The Minnesota Department of Natural Resources encourages local governments and Tribal nations to apply for grants to help manage and reduce the impacts of emerald ash borer (EAB). The preparing for EAB grants program application period is open through Monday, Aug. 9.
Tribal nations and all local units of government in Minnesota, including cities, counties, regional authorities, joint powers boards, towns, and parks and recreation boards in cities of the first class (more than 100,000 residents) are eligible to apply.
With $1.6 million in total funding available, applicants can request a maximum of $100,000 (there is no minimum). Applicants must also include a 25% match of the total project funds.
Emma Schultz, DNR community forest project specialist, said EAB is a statewide threat, even in areas where it hasn’t yet been discovered.
“Every Minnesota community, government and Tribal nation has its own needs in the ongoing fight against EAB,” she said. “Whether it’s continuing the diversification and climate resiliency of an urban forest, or taking the first steps in inventorying trees and developing management plans, these grants are designed to meet communities’ needs.”

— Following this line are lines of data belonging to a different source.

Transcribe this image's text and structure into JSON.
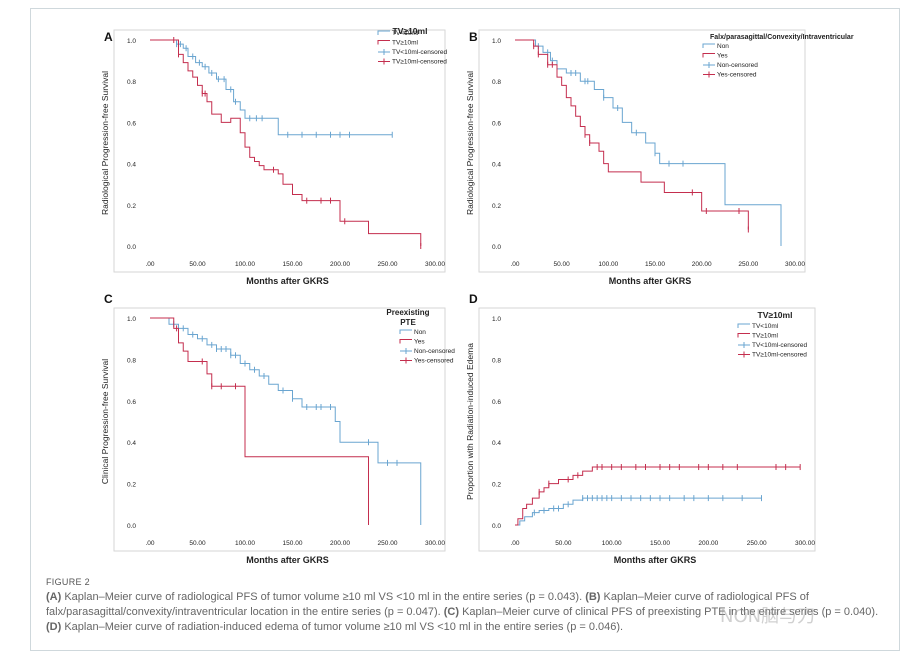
{
  "figure": {
    "label": "FIGURE 2",
    "caption_a_letter": "(A)",
    "caption_a_text": " Kaplan–Meier curve of radiological PFS of tumor volume ≥10 ml VS <10 ml in the entire series (p = 0.043). ",
    "caption_b_letter": "(B)",
    "caption_b_text": " Kaplan–Meier curve of radiological PFS of falx/parasagittal/convexity/intraventricular location in the entire series (p = 0.047). ",
    "caption_c_letter": "(C)",
    "caption_c_text": " Kaplan–Meier curve of clinical PFS of preexisting PTE in the entire series (p = 0.040). ",
    "caption_d_letter": "(D)",
    "caption_d_text": " Kaplan–Meier curve of radiation-induced edema of tumor volume ≥10 ml VS <10 ml in the entire series (p = 0.046).",
    "watermark": "NON脑与刀"
  },
  "colors": {
    "blue": "#6aa5d0",
    "red": "#c42e4e",
    "text": "#222222"
  },
  "chart_data": [
    {
      "id": "A",
      "type": "line",
      "step": true,
      "panel_label": "A",
      "legend_title": "TV≥10ml",
      "xlabel": "Months after GKRS",
      "ylabel": "Radiological Progression-free Survival",
      "xlim": [
        0,
        300
      ],
      "ylim": [
        0,
        1.0
      ],
      "xticks": [
        ".00",
        "50.00",
        "100.00",
        "150.00",
        "200.00",
        "250.00",
        "300.00"
      ],
      "yticks": [
        "0.0",
        "0.2",
        "0.4",
        "0.6",
        "0.8",
        "1.0"
      ],
      "legend": [
        "TV<10ml",
        "TV≥10ml",
        "TV<10ml-censored",
        "TV≥10ml-censored"
      ],
      "series": [
        {
          "name": "TV<10ml",
          "color": "#6aa5d0",
          "x": [
            0,
            28,
            35,
            40,
            48,
            55,
            62,
            70,
            80,
            88,
            95,
            100,
            110,
            135,
            255
          ],
          "y": [
            1.0,
            0.98,
            0.96,
            0.92,
            0.89,
            0.87,
            0.84,
            0.81,
            0.76,
            0.7,
            0.66,
            0.62,
            0.62,
            0.54,
            0.54
          ],
          "censored_x": [
            28,
            32,
            38,
            45,
            52,
            58,
            65,
            72,
            78,
            85,
            90,
            105,
            112,
            118,
            145,
            160,
            175,
            190,
            200,
            210,
            255
          ]
        },
        {
          "name": "TV≥10ml",
          "color": "#c42e4e",
          "x": [
            0,
            30,
            35,
            40,
            45,
            50,
            55,
            60,
            65,
            75,
            85,
            95,
            100,
            105,
            110,
            115,
            120,
            135,
            140,
            150,
            160,
            200,
            230,
            285
          ],
          "y": [
            1.0,
            0.93,
            0.89,
            0.85,
            0.82,
            0.78,
            0.74,
            0.7,
            0.64,
            0.6,
            0.62,
            0.55,
            0.48,
            0.43,
            0.41,
            0.39,
            0.37,
            0.35,
            0.3,
            0.25,
            0.22,
            0.12,
            0.06,
            0.0
          ],
          "censored_x": [
            25,
            30,
            55,
            58,
            130,
            165,
            180,
            190,
            205,
            285
          ]
        }
      ]
    },
    {
      "id": "B",
      "type": "line",
      "step": true,
      "panel_label": "B",
      "legend_title": "Falx/parasagittal/Convexity/Intraventricular",
      "xlabel": "Months after GKRS",
      "ylabel": "Radiological Progression-free Survival",
      "xlim": [
        0,
        300
      ],
      "ylim": [
        0,
        1.0
      ],
      "xticks": [
        ".00",
        "50.00",
        "100.00",
        "150.00",
        "200.00",
        "250.00",
        "300.00"
      ],
      "yticks": [
        "0.0",
        "0.2",
        "0.4",
        "0.6",
        "0.8",
        "1.0"
      ],
      "legend": [
        "Non",
        "Yes",
        "Non-censored",
        "Yes-censored"
      ],
      "series": [
        {
          "name": "Non",
          "color": "#6aa5d0",
          "x": [
            0,
            22,
            30,
            38,
            45,
            55,
            70,
            85,
            95,
            105,
            115,
            125,
            140,
            150,
            155,
            165,
            225,
            285
          ],
          "y": [
            1.0,
            0.97,
            0.94,
            0.9,
            0.86,
            0.84,
            0.8,
            0.76,
            0.72,
            0.67,
            0.6,
            0.55,
            0.5,
            0.45,
            0.4,
            0.4,
            0.2,
            0.0
          ],
          "censored_x": [
            25,
            35,
            40,
            60,
            65,
            75,
            78,
            95,
            110,
            130,
            150,
            165,
            180
          ]
        },
        {
          "name": "Yes",
          "color": "#c42e4e",
          "x": [
            0,
            20,
            25,
            35,
            45,
            50,
            55,
            60,
            65,
            70,
            75,
            80,
            90,
            95,
            100,
            110,
            135,
            160,
            200,
            250
          ],
          "y": [
            1.0,
            0.97,
            0.93,
            0.88,
            0.82,
            0.78,
            0.72,
            0.68,
            0.63,
            0.58,
            0.54,
            0.5,
            0.46,
            0.4,
            0.36,
            0.36,
            0.31,
            0.26,
            0.17,
            0.08
          ],
          "censored_x": [
            20,
            25,
            35,
            40,
            75,
            80,
            190,
            205,
            240,
            250
          ]
        }
      ]
    },
    {
      "id": "C",
      "type": "line",
      "step": true,
      "panel_label": "C",
      "legend_title": "Preexisting PTE",
      "xlabel": "Months after GKRS",
      "ylabel": "Clinical Progression-free Survival",
      "xlim": [
        0,
        300
      ],
      "ylim": [
        0,
        1.0
      ],
      "xticks": [
        ".00",
        "50.00",
        "100.00",
        "150.00",
        "200.00",
        "250.00",
        "300.00"
      ],
      "yticks": [
        "0.0",
        "0.2",
        "0.4",
        "0.6",
        "0.8",
        "1.0"
      ],
      "legend": [
        "Non",
        "Yes",
        "Non-censored",
        "Yes-censored"
      ],
      "series": [
        {
          "name": "Non",
          "color": "#6aa5d0",
          "x": [
            0,
            20,
            30,
            40,
            50,
            60,
            70,
            85,
            95,
            105,
            115,
            125,
            135,
            150,
            160,
            175,
            195,
            200,
            240,
            285
          ],
          "y": [
            1.0,
            0.97,
            0.95,
            0.92,
            0.9,
            0.87,
            0.85,
            0.82,
            0.78,
            0.75,
            0.72,
            0.68,
            0.65,
            0.61,
            0.57,
            0.57,
            0.5,
            0.4,
            0.3,
            0.0
          ],
          "censored_x": [
            25,
            35,
            45,
            55,
            65,
            70,
            75,
            80,
            85,
            90,
            100,
            110,
            120,
            140,
            150,
            165,
            175,
            180,
            190,
            230,
            250,
            260
          ]
        },
        {
          "name": "Yes",
          "color": "#c42e4e",
          "x": [
            0,
            25,
            30,
            35,
            40,
            60,
            65,
            100,
            230
          ],
          "y": [
            1.0,
            0.95,
            0.88,
            0.84,
            0.79,
            0.73,
            0.67,
            0.33,
            0.0
          ],
          "censored_x": [
            28,
            55,
            65,
            75,
            90
          ]
        }
      ]
    },
    {
      "id": "D",
      "type": "line",
      "step": true,
      "panel_label": "D",
      "legend_title": "TV≥10ml",
      "xlabel": "Months after GKRS",
      "ylabel": "Proportion with Radiation-induced Edema",
      "xlim": [
        0,
        300
      ],
      "ylim": [
        0,
        1.0
      ],
      "xticks": [
        ".00",
        "50.00",
        "100.00",
        "150.00",
        "200.00",
        "250.00",
        "300.00"
      ],
      "yticks": [
        "0.0",
        "0.2",
        "0.4",
        "0.6",
        "0.8",
        "1.0"
      ],
      "legend": [
        "TV<10ml",
        "TV≥10ml",
        "TV<10ml-censored",
        "TV≥10ml-censored"
      ],
      "series": [
        {
          "name": "TV<10ml",
          "color": "#6aa5d0",
          "x": [
            0,
            5,
            10,
            18,
            25,
            35,
            50,
            60,
            70,
            255
          ],
          "y": [
            0.0,
            0.02,
            0.04,
            0.06,
            0.07,
            0.08,
            0.1,
            0.12,
            0.13,
            0.13
          ],
          "censored_x": [
            20,
            30,
            40,
            45,
            55,
            70,
            75,
            80,
            85,
            90,
            95,
            100,
            110,
            120,
            130,
            140,
            150,
            160,
            175,
            185,
            200,
            215,
            235,
            255
          ]
        },
        {
          "name": "TV≥10ml",
          "color": "#c42e4e",
          "x": [
            0,
            3,
            8,
            12,
            18,
            25,
            30,
            35,
            45,
            60,
            70,
            80,
            295
          ],
          "y": [
            0.0,
            0.03,
            0.08,
            0.1,
            0.13,
            0.16,
            0.18,
            0.2,
            0.22,
            0.24,
            0.26,
            0.28,
            0.28
          ],
          "censored_x": [
            25,
            35,
            55,
            65,
            85,
            90,
            100,
            110,
            125,
            135,
            150,
            160,
            170,
            190,
            200,
            215,
            230,
            270,
            280,
            295
          ]
        }
      ]
    }
  ]
}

Grant-eligible activities include removing ash trees and replanting new trees on public land, conducting public tree inventories, and developing management plans. Priority will be given to projects that manage ash for EAB, including those that address significant public safety concerns stemming from dead and dying ash trees and those that benefit underserved populations and areas of concern for environmental justice.
Preparing for EAB grant program details:
- Request for applications, application materials and a list of frequently asked questions is available online.
- Completed applications can be submitted to [email protected] by Monday, Aug. 9 (only emailed applications accepted).
- Applicants will be notified by Monday, Aug. 30 if they have been awarded a grant.